I have a table that holds file data in a varbinary(max) column, and am in the middles of converting this to use a FILESTREAM column in order to save the data on the filesystem.
As part of this I have a SQL update script which adds the new FILESTREAM column:
ALTER TABLE [dbo].[File] ADD [Data] VARBINARY(MAX) FILESTREAM NULL
I then migrate the old file data to the new Data column. This saves the file data to disk with a size of, for example, 20GB.
I then alter the column so that it is not null
ALTER TABLE [dbo].[File] ALTER COLUMN [Data] VARBINARY(MAX) FILESTREAM NOT NULL
but this create a new copy of the filestream data on disk (in a new folder within the filegroup location), leaving me with another 20GB copy.

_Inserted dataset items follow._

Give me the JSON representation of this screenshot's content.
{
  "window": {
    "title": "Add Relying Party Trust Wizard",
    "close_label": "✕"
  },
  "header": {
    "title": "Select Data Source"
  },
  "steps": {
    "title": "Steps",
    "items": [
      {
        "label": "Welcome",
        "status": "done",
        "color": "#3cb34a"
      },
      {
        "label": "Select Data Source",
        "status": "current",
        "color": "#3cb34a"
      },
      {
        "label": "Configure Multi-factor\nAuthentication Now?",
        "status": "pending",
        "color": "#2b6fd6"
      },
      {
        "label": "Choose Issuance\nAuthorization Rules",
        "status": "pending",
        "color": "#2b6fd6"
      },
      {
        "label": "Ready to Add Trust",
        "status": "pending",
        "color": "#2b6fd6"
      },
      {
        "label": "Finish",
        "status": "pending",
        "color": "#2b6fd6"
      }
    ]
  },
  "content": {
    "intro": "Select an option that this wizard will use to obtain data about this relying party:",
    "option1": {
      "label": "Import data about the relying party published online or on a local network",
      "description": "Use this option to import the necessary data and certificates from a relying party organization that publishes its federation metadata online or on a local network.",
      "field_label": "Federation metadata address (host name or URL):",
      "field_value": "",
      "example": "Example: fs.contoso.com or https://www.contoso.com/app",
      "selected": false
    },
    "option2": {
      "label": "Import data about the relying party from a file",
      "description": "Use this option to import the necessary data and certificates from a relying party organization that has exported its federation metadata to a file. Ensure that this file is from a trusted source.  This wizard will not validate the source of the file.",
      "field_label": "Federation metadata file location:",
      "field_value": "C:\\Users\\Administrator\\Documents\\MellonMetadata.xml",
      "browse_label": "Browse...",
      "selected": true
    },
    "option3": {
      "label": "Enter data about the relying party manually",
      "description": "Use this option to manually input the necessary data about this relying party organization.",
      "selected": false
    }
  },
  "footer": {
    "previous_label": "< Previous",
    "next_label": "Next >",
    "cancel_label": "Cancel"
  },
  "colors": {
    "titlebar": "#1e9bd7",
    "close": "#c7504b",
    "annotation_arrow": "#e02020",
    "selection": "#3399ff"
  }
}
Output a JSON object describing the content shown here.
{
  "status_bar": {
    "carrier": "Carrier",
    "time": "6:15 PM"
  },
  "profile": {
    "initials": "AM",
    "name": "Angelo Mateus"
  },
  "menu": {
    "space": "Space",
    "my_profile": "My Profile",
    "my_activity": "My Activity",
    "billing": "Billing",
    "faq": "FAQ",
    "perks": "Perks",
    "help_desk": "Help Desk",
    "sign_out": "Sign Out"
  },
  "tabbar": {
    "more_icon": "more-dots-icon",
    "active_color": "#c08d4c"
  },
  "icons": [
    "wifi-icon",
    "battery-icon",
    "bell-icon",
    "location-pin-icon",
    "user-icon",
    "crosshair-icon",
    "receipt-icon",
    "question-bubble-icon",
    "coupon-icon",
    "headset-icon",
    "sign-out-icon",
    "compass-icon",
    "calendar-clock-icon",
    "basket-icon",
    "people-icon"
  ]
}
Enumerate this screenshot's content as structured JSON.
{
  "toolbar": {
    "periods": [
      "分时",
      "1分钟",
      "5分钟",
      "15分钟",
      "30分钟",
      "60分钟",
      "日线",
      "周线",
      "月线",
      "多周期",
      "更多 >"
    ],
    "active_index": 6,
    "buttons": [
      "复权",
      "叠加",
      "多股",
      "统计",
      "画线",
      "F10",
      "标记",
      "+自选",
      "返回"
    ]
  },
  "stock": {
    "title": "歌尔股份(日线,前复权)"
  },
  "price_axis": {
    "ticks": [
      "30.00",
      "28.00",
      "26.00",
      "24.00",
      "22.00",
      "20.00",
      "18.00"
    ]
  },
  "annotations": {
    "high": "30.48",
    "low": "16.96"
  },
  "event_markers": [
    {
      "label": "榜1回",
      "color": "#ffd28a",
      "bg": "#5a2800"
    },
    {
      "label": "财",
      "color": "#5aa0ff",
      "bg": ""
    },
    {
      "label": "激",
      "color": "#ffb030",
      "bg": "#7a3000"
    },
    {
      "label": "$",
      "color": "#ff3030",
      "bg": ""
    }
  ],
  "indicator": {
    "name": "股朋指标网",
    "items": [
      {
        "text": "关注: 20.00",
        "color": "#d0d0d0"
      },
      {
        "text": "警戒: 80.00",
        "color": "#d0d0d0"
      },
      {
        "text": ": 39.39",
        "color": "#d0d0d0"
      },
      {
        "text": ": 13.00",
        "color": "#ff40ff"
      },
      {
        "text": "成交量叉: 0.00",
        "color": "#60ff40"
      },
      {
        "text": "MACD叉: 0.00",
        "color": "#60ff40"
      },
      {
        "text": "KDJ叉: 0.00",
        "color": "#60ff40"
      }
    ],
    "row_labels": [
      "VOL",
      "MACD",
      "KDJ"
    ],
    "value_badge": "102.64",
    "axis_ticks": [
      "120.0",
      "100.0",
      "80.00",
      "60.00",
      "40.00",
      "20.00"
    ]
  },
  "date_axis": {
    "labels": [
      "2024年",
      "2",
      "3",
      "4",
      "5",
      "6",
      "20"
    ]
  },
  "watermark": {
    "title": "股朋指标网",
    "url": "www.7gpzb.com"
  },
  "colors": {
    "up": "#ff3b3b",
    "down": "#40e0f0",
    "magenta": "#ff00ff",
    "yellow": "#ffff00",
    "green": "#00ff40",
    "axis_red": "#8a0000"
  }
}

I'm curious as to why the act of altering the column to not null duplicates the data? It would make sense if it was a new column and thus the data was replicated, but with everything else remaining the same it makes little sense to just duplicate the existing data - not to mention the time required to do so for 20GB worth of files.
I can just change the column addition to have a default, which does not cause the duplication:
ALTER TABLE [dbo].[File] ADD [Data] VARBINARY(MAX) FILESTREAM NOT NULL DEFAULT(0x0)
then
ALTER TABLE [dbo].[File] ADD [Data] VARBINARY(MAX) FILESTREAM NOT NULL
but am curious as to why this happens.